[CentOS] VSftp, ssl/tls, slight issue with directory listings

Fri Mar 2 07:09:03 UTC 2012
Bob Hoffman <bob at bobhoffman.com>

Centos 6, stock installation, no additional repos added.

vsftp works fine in regular mode, going to ssl I got issues. I get as 
far as 'directory listing' and it dies. It times out and disconnects.

file: /etc/sysconfig/iptables-config
added: IPTABLES_MODULES="ip_conntrack_ftp"
(without this line, ftp normally fails, afraid it may be causing issues 
with the ssl)

-A INPUT -m state --state NEW -m tcp -p tcp --dport 21 -j ACCEPT
again, normal ftp fine.

vsftp file
below are the additional commands I entered to get ssl/tls up and running.


implicit_ssl=yes <--- tried with and without this and the port 21 below
listen_port=21 <-- see above
force_local_data_ssl=NO <-- set this to yes so I can still test normal 
ssl_ciphers=HIGH <-- this was added as I was using filezilla and it 
wanted different ciphers. without this it would have a tls fatal error, 
adding this absolved that issue.

Now I have tried playing with the settings and in all cases when it can 
connect it dies at directory listing.
Implicit ssl wants 990, but the listen_port directive can tell it to go 
to 21. Again, full connect, changes folders, dies at trying to display 
contents of initial folder.

I have redone the pem a few times and even moved it in and out of the 
vsftpd folder just for kicks, no joy.

I tried opening port 990 and that made no difference at all (even 
changing listen_port or leaving it commented out)
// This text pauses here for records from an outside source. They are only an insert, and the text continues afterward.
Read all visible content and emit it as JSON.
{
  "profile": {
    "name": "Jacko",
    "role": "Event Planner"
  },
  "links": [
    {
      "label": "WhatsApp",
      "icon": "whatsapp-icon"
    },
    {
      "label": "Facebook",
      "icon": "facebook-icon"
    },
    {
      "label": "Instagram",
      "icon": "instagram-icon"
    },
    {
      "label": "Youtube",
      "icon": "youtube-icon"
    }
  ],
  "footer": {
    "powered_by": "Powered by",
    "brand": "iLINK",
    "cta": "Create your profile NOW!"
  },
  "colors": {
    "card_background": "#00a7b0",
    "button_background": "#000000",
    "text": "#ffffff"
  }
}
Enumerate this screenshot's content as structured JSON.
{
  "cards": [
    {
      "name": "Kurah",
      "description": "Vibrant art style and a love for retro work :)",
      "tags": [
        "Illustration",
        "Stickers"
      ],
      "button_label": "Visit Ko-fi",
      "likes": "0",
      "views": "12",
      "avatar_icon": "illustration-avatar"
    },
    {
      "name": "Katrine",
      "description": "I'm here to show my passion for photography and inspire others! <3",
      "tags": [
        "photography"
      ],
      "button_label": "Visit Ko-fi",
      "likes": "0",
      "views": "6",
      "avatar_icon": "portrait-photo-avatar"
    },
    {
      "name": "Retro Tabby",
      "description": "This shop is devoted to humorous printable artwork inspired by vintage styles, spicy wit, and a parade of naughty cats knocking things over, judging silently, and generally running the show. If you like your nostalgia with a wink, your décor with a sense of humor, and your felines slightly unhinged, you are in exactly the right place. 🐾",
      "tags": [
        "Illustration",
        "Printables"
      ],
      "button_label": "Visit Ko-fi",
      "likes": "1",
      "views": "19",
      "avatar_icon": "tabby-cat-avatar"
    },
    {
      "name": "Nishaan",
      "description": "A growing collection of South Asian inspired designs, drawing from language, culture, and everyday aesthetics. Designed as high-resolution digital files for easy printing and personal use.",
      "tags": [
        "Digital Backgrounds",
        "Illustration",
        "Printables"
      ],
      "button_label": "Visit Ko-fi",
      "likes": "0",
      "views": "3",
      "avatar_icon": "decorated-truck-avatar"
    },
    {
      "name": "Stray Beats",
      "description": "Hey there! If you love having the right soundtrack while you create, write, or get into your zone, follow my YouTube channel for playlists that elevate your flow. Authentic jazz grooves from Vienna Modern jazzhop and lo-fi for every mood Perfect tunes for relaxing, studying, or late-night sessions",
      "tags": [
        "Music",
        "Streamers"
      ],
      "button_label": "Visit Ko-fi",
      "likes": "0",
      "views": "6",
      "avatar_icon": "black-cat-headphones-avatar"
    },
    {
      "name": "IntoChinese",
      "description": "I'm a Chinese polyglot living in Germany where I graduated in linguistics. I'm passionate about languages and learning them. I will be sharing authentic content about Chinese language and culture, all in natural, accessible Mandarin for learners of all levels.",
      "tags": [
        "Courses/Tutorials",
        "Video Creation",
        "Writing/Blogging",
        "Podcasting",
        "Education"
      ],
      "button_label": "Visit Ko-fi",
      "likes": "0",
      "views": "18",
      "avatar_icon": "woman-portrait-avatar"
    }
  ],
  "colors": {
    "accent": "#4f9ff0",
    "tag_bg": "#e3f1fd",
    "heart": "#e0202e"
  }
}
so, cannot figure what is up. Most online notes are for non-centos 6 
and/or generally follow this same set of commands. Most of the debug 
threads about this issue deal with plain connections and not tls/ssl.

I can find no solution yet, has anyone out there secured their vsftp 
server and wanna throw me a bone?

Only this and two other things prevent me from throwing out a nice video 
tutorial of how to go from a stock install to a fully armed and 
operational webserver, ssl everywhere, etc....

all nighter and no where with this one. At least not yet.